Things are getting tense on along the 38th parallel:
SEOUL, South Korea (AP) — Shots were fired Saturday along the heavily armed no man’s land separating the divided Koreas as regional tensions mounted in anticipation of communist North Korea’s plan to test its first atomic bomb.
South Korean soldiers fired warning shots shortly before noon (0300 GMT) after five North Korean soldiers crossed a boundary in the Demilitarized Zone separating the two country’s forces, South Korean military officials said.
It was unclear whether the North Korean advance was intended as a provocation, an official at South Korea’s Joint Chiefs of Staff said on condition of anonymity, citing official policy. No one was hurt, and the North Koreans retreated.
“It’s not clear whether it was intentional or whether it was to catch fish,” he said, adding that four North Koreans were unarmed, and the fifth carried a rifle.
The North Korean soldiers advanced about 30 meters (30 yards) past the Military Demarcation Line separating the two armies before retreating to their own side after South Korean forces fired about 40 warning shots, the official said.
And that’s not the only problem:
UNITED NATIONS (Reuters) – The U.N. Security Council on Friday urged North Korea not to carry out a planned nuclear-weapon test and warned Pyongyang of unspecified consequences if it did.

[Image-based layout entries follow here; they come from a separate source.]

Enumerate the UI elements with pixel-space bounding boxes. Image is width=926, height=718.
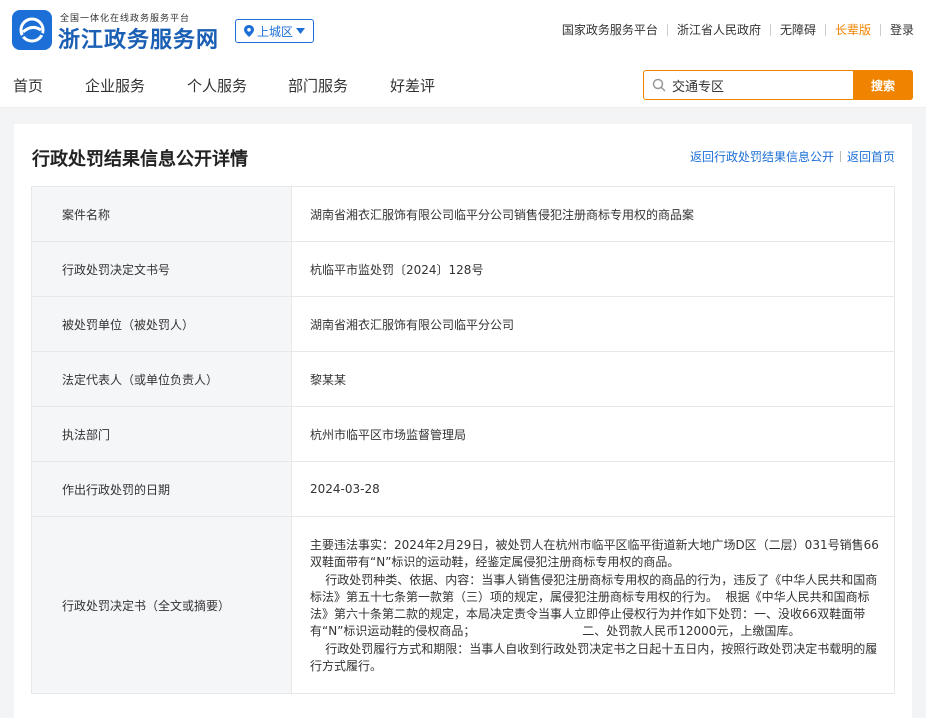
link-accessibility[interactable]: 无障碍 xyxy=(780,21,816,38)
row-value: 杭州市临平区市场监督管理局 xyxy=(291,406,895,462)
table-row: 执法部门 杭州市临平区市场监督管理局 xyxy=(31,406,895,462)
table-row: 行政处罚决定书（全文或摘要） 主要违法事实：2024年2月29日，被处罚人在杭州… xyxy=(31,515,895,695)
table-row: 行政处罚决定文书号 杭临平市监处罚〔2024〕128号 xyxy=(31,241,895,297)
divider xyxy=(839,151,841,162)
nav-item-personal[interactable]: 个人服务 xyxy=(187,75,247,96)
top-links: 国家政务服务平台 浙江省人民政府 无障碍 长辈版 登录 xyxy=(562,21,914,38)
table-row: 法定代表人（或单位负责人） 黎某某 xyxy=(31,351,895,407)
table-row: 案件名称 湖南省湘衣汇服饰有限公司临平分公司销售侵犯注册商标专用权的商品案 xyxy=(31,186,895,242)
back-to-list-link[interactable]: 返回行政处罚结果信息公开 xyxy=(690,148,834,165)
divider xyxy=(769,23,771,36)
table-row: 作出行政处罚的日期 2024-03-28 xyxy=(31,461,895,517)
logo-title[interactable]: 浙江政务服务网 xyxy=(58,22,219,54)
detail-table: 案件名称 湖南省湘衣汇服饰有限公司临平分公司销售侵犯注册商标专用权的商品案 行政… xyxy=(31,186,895,695)
divider xyxy=(824,23,826,36)
nav-item-department[interactable]: 部门服务 xyxy=(288,75,348,96)
row-value: 湖南省湘衣汇服饰有限公司临平分公司 xyxy=(291,296,895,352)
top-header: 全国一体化在线政务服务平台 浙江政务服务网 上城区 国家政务服务平台 浙江省人民… xyxy=(0,0,926,62)
row-value: 湖南省湘衣汇服饰有限公司临平分公司销售侵犯注册商标专用权的商品案 xyxy=(291,186,895,242)
page-title: 行政处罚结果信息公开详情 xyxy=(32,149,248,170)
caret-down-icon xyxy=(296,28,306,34)
row-value: 2024-03-28 xyxy=(291,461,895,517)
link-login[interactable]: 登录 xyxy=(890,21,914,38)
divider xyxy=(666,23,668,36)
app-logo-icon[interactable] xyxy=(12,10,52,50)
search-button[interactable]: 搜索 xyxy=(853,70,913,100)
link-national-platform[interactable]: 国家政务服务平台 xyxy=(562,21,658,38)
card-links: 返回行政处罚结果信息公开 返回首页 xyxy=(690,148,895,165)
detail-card: 行政处罚结果信息公开详情 返回行政处罚结果信息公开 返回首页 案件名称 湖南省湘… xyxy=(14,124,912,718)
location-pin-icon xyxy=(244,25,254,37)
row-label: 行政处罚决定书（全文或摘要） xyxy=(31,515,292,695)
link-elder-version[interactable]: 长辈版 xyxy=(835,21,871,38)
row-label: 执法部门 xyxy=(31,406,292,462)
search-box: 搜索 xyxy=(643,70,913,100)
row-label: 案件名称 xyxy=(31,186,292,242)
row-value: 黎某某 xyxy=(291,351,895,407)
nav-item-home[interactable]: 首页 xyxy=(13,75,43,96)
back-to-home-link[interactable]: 返回首页 xyxy=(847,148,895,165)
region-selector[interactable]: 上城区 xyxy=(235,19,315,43)
region-label: 上城区 xyxy=(257,24,294,39)
link-zhejiang-gov[interactable]: 浙江省人民政府 xyxy=(677,21,761,38)
row-value: 杭临平市监处罚〔2024〕128号 xyxy=(291,241,895,297)
row-label: 被处罚单位（被处罚人） xyxy=(31,296,292,352)
search-icon xyxy=(652,78,666,92)
nav-item-enterprise[interactable]: 企业服务 xyxy=(85,75,145,96)
search-input[interactable] xyxy=(666,71,853,99)
divider xyxy=(879,23,881,36)
row-value: 主要违法事实：2024年2月29日，被处罚人在杭州市临平区临平街道新大地广场D区… xyxy=(291,515,895,695)
row-label: 行政处罚决定文书号 xyxy=(31,241,292,297)
row-label: 法定代表人（或单位负责人） xyxy=(31,351,292,407)
table-row: 被处罚单位（被处罚人） 湖南省湘衣汇服饰有限公司临平分公司 xyxy=(31,296,895,352)
row-label: 作出行政处罚的日期 xyxy=(31,461,292,517)
nav-item-evaluation[interactable]: 好差评 xyxy=(390,75,435,96)
decision-text: 主要违法事实：2024年2月29日，被处罚人在杭州市临平区临平街道新大地广场D区… xyxy=(310,538,879,674)
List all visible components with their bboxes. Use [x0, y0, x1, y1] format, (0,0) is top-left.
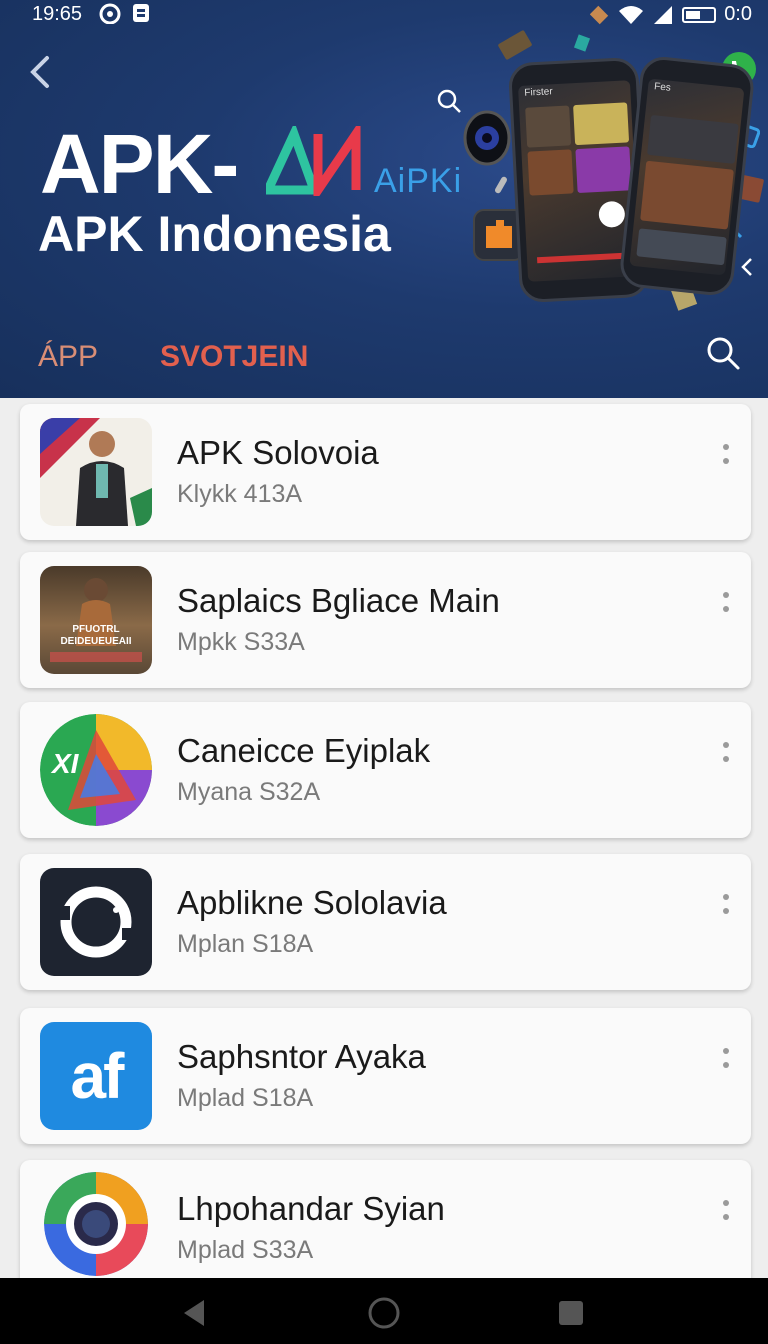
more-dot	[723, 444, 729, 450]
app-name: Apblikne Sololavia	[177, 884, 447, 921]
af-logo-icon: af	[40, 1022, 152, 1130]
poster-photo-icon: PFUOTRL DEIDEUEUEAII	[40, 566, 152, 674]
ring-logo-icon	[40, 868, 152, 976]
app-icon-image	[44, 1172, 148, 1276]
app-meta: Mplad S18A	[177, 1084, 314, 1112]
signal-icon	[590, 5, 609, 24]
back-button[interactable]	[22, 52, 58, 96]
more-dot	[723, 742, 729, 748]
camera-lens-icon	[463, 110, 511, 166]
app-name: Saphsntor Ayaka	[177, 1038, 426, 1075]
nav-home-button[interactable]	[367, 1296, 401, 1330]
circle-home-icon	[368, 1297, 400, 1329]
list-item[interactable]: APK Solovoia Klykk 413A	[20, 404, 751, 540]
list-item[interactable]: PFUOTRL DEIDEUEUEAII Saplaics Bgliace Ma…	[20, 552, 751, 688]
brand-tagline: AiPKi	[374, 162, 463, 200]
list-item[interactable]: Lhpohandar Syian Mplad S33A	[20, 1160, 751, 1278]
app-name: Caneicce Eyiplak	[177, 732, 431, 769]
app-meta: Mplad S33A	[177, 1236, 314, 1264]
chevron-left-small-icon	[741, 258, 752, 276]
nav-back-button[interactable]	[178, 1296, 212, 1330]
screen-tile	[640, 160, 734, 230]
more-dot	[723, 458, 729, 464]
more-options-button[interactable]	[714, 440, 738, 480]
play-button-icon	[598, 200, 626, 228]
screen-tile	[575, 146, 632, 194]
wifi-icon	[619, 5, 644, 24]
phone-screen: Fes	[629, 78, 745, 276]
more-dot	[723, 894, 729, 900]
search-icon	[707, 337, 740, 370]
nav-recents-button[interactable]	[554, 1296, 588, 1330]
app-icon-image	[54, 886, 138, 958]
more-options-button[interactable]	[714, 588, 738, 628]
more-dot	[723, 1062, 729, 1068]
more-options-button[interactable]	[714, 738, 738, 778]
pen-icon	[493, 175, 509, 195]
more-options-button[interactable]	[714, 1196, 738, 1236]
app-icon-text: PFUOTRL DEIDEUEUEAII	[60, 624, 132, 647]
status-right-text: 0:0	[724, 3, 752, 25]
notification-icon	[133, 4, 149, 22]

The warning, in a formal statement adopted unanimously, came three days after North Korea’s announced it planned its first underground nuclear test, saying its hand had been forced by a U.S. “threat of nuclear war and sanctions.”
U.S. officials have said the reclusive state might detonate a device as early as this weekend, and a Chinese source said Pyongyang planned to carry out the test deep inside an abandoned mine.
A nuclear test would “jeopardize peace, stability and security in the region and beyond” and “bring universal condemnation by the international community,” said the Security Council statement, read at a formal meeting by Japan’s U.N. Ambassador Kenzo Oshima, this month’s council president.
It warned North Korea that a nuclear test would lead to further unspecified Security Council action “consistent with its responsibility under the Charter of the United Nations.”
The last time the UN acted against North Korea, we had a little thing called the Korean War.